More than a closet Democrat, he was an active Democrat who voted Democrat and donated to the party. Overall philosophically he's probably more 'opportunist' than anything.
And I'd note this is not a political point; it's a base-rate comment [1]. Political comments will tend to have other political topics arise in them, and it would require more detailed analysis to know if there is any true signal here. (Not necessarily a lot more detailed... just more than an eyeball glance.)
People haven't been this obssessed with a politician's middle name since Barack hit the scene almost a decade ago. I'm really glad you felt the need to add it, since I don't think I would've felt the full dramatic effect of your comment otherwise.
Is filtering by score > 100 a good idea? At least you might want to counterbalance that with negative-scoring comments, since people downvote to disagree, and it may be the Reddit audience are more likely to disagree with anyone thinking pot should remain illegal. In fact, why filter on score at all?
Sometimes data is not beautiful, but very ugly. These results are based on a flawed premise. One red flag -- where is the word "dank" in your list? Where are words used by people who actually smoke weed? Also, is "where score > 100" a good heuristic for this kind of study? I would argue that "where score < 100" is a better heuristic.
For example, a shill or superuser (people getting top comment) will not be using domain specific language -- they will be using language that caters to a general audience. If this is true, you would end up squeezing most of the interesting language out of your study. Have you been to Grass City forums? I am guessing these people surely aren't using terms like "Donald Trump" in their everyday conversations about weed.
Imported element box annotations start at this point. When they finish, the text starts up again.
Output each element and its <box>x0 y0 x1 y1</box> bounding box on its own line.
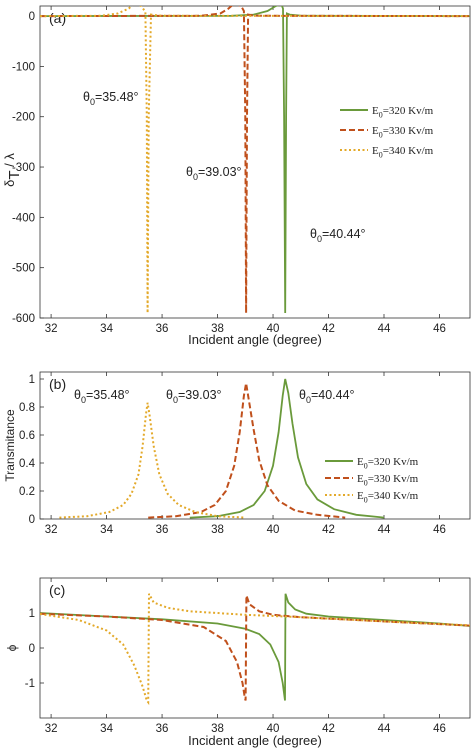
legend-entry: E0=320 Kv/m <box>372 105 434 119</box>
y-tick-label: 0.4 <box>19 458 36 470</box>
y-axis-label: Transmitance <box>3 409 17 482</box>
x-axis-label: Incident angle (degree) <box>188 332 322 347</box>
series-line-340-a <box>40 6 470 314</box>
x-tick-label: 36 <box>156 723 169 735</box>
x-tick-label: 40 <box>267 323 280 335</box>
series-line-340-c <box>40 593 470 706</box>
legend-entry: E0=340 Kv/m <box>372 145 434 159</box>
x-tick-label: 40 <box>267 723 280 735</box>
theta-annotation: θ0=39.03° <box>186 165 242 182</box>
x-tick-label: 42 <box>322 723 335 735</box>
theta-annotation: θ0=39.03° <box>166 388 222 405</box>
series-line-340-b <box>59 402 246 519</box>
panel-b: 32 34 36 38 40 42 44 46 0 0.2 0.4 0.6 0.8 1 (b) Transmi… <box>3 371 471 536</box>
x-tick-label: 32 <box>45 323 58 335</box>
y-tick-label: 0 <box>29 514 35 526</box>
series-line-330-a <box>40 6 470 314</box>
series-line-320-a <box>40 6 470 314</box>
y-tick-label: 0 <box>29 11 35 23</box>
panel-label: (a) <box>49 10 66 26</box>
y-tick-label: 0 <box>29 643 35 655</box>
x-tick-label: 46 <box>433 323 446 335</box>
x-tick-label: 42 <box>322 524 335 536</box>
x-tick-label: 44 <box>378 723 391 735</box>
x-tick-label: 34 <box>100 524 113 536</box>
panel-label: (b) <box>49 376 66 392</box>
y-tick-label: -500 <box>12 263 35 275</box>
x-tick-label: 44 <box>378 323 391 335</box>
x-axis-label: Incident angle (degree) <box>188 733 322 748</box>
panel-c: 32 34 36 38 40 42 44 46 -1 0 1 (c) Incident angle (d… <box>5 577 471 748</box>
x-tick-label: 36 <box>156 323 169 335</box>
series-line-320-b <box>189 378 385 519</box>
axes-frame-b <box>39 371 471 520</box>
theta-annotation: θ0=35.48° <box>74 388 130 405</box>
series-line-330-b <box>148 383 346 519</box>
x-tick-label: 32 <box>45 524 58 536</box>
x-tick-label: 46 <box>433 723 446 735</box>
x-tick-label: 38 <box>211 524 224 536</box>
y-tick-label: -200 <box>12 112 35 124</box>
y-tick-label: -1 <box>25 678 35 690</box>
legend-entry: E0=330 Kv/m <box>372 125 434 139</box>
panel-a: 32 34 36 38 40 42 44 46 0 -100 -200 -300 -400 -500 -60… <box>2 5 471 347</box>
y-axis-label: δT / λ <box>2 153 23 187</box>
y-tick-label: 1 <box>29 374 35 386</box>
axes-frame-a <box>39 5 471 319</box>
y-tick-label: 0.6 <box>19 430 35 442</box>
theta-annotation: θ0=40.44° <box>299 388 355 405</box>
x-tick-label: 38 <box>211 323 224 335</box>
panel-label: (c) <box>49 582 65 598</box>
x-tick-label: 44 <box>378 524 391 536</box>
y-tick-label: 0.8 <box>19 402 35 414</box>
x-tick-label: 42 <box>322 323 335 335</box>
y-tick-label: -600 <box>12 313 35 325</box>
y-tick-label: 1 <box>29 608 35 620</box>
series-line-330-c <box>40 595 470 701</box>
y-tick-label: -300 <box>12 162 35 174</box>
x-tick-label: 36 <box>156 524 169 536</box>
x-tick-label: 38 <box>211 723 224 735</box>
y-axis-label: ϕ <box>5 644 19 651</box>
theta-annotation: θ0=40.44° <box>310 227 366 244</box>
y-tick-label: 0.2 <box>19 486 35 498</box>
x-tick-label: 46 <box>433 524 446 536</box>
legend-entry: E0=330 Kv/m <box>357 473 419 487</box>
y-tick-label: -400 <box>12 212 35 224</box>
legend-entry: E0=340 Kv/m <box>357 490 419 504</box>
y-tick-label: -100 <box>12 61 35 73</box>
x-tick-label: 32 <box>45 723 58 735</box>
axes-frame-c <box>39 577 471 719</box>
theta-annotation: θ0=35.48° <box>83 90 139 107</box>
x-tick-label: 40 <box>267 524 280 536</box>
x-tick-label: 34 <box>100 323 113 335</box>
series-line-320-c <box>40 593 470 701</box>
x-tick-label: 34 <box>100 723 113 735</box>
legend-entry: E0=320 Kv/m <box>357 456 419 470</box>
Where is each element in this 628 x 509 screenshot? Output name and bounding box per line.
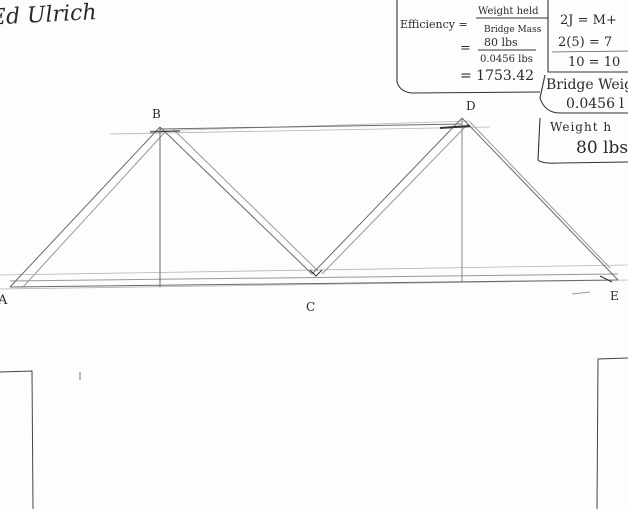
member-AB xyxy=(9,126,161,288)
supports xyxy=(0,357,628,509)
node-label-C: C xyxy=(306,300,315,314)
joint-E-mark xyxy=(599,275,613,283)
node-label-E: E xyxy=(610,289,619,303)
stability-line3: 10 = 10 xyxy=(568,55,620,70)
scratch-mark xyxy=(571,291,591,295)
efficiency-fraction2-denominator: 0.0456 lbs xyxy=(480,54,533,65)
bridge-weight-label: Bridge Weig xyxy=(546,77,628,93)
member-BC xyxy=(159,126,313,275)
joint-B-mark xyxy=(149,130,181,133)
joint-D-mark xyxy=(439,125,471,129)
truss xyxy=(9,117,619,289)
stability-box xyxy=(547,0,628,73)
bridge-weight-box xyxy=(539,74,628,114)
efficiency-equals: = xyxy=(460,41,471,56)
member-DE xyxy=(461,117,619,281)
stability-calculation: 2J = M+ 2(5) = 7 10 = 10 xyxy=(551,13,628,70)
bridge-weight-value: 0.0456 l xyxy=(566,96,624,112)
construction-lines xyxy=(0,120,628,290)
efficiency-fraction1-numerator: Weight held xyxy=(478,6,539,17)
efficiency-calculation: Efficiency = Weight held Bridge Mass = 8… xyxy=(400,6,548,84)
right-support xyxy=(596,357,628,509)
joint-C-mark xyxy=(309,269,323,277)
member-CD xyxy=(311,117,463,275)
left-support xyxy=(0,370,34,509)
node-label-B: B xyxy=(152,107,161,121)
node-label-A: A xyxy=(0,293,8,308)
member-BD xyxy=(159,123,463,130)
member-AB-edge xyxy=(21,130,167,289)
efficiency-result: = 1753.42 xyxy=(460,68,534,84)
member-ACE xyxy=(9,279,619,288)
node-label-D: D xyxy=(466,99,476,113)
weight-held-label: Weight h xyxy=(550,120,612,134)
weight-held-value: 80 lbs xyxy=(576,138,628,158)
efficiency-label: Efficiency = xyxy=(400,18,468,31)
signature: Ed Ulrich xyxy=(0,0,97,31)
efficiency-fraction1-denominator: Bridge Mass xyxy=(484,25,542,35)
member-DE-edge xyxy=(469,121,611,269)
member-CD-edge xyxy=(321,123,469,275)
stability-divider xyxy=(551,50,628,53)
member-ACE-edge xyxy=(9,273,619,282)
stability-line1: 2J = M+ xyxy=(560,13,617,28)
member-BC-edge xyxy=(171,127,319,272)
efficiency-box xyxy=(396,0,541,94)
efficiency-fraction2-numerator: 80 lbs xyxy=(484,36,518,49)
weight-held-box xyxy=(537,117,628,164)
stability-line2: 2(5) = 7 xyxy=(558,35,612,50)
joint-marks xyxy=(149,125,613,295)
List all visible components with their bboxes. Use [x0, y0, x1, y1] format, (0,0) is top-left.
Reddit is a huge melting pot and probably isn't a good place for insight about potheads. Grass City might not be either -- Grass City users are not typical potheads. The best place would be 10th grade high school social circles and college dorms. It really is amazing how little data is produced by social networks, in the grand scheme of things. We are all so used to hearing about how much data is produced by the internet. There are orders more data in the raw world just waiting to be scooped up.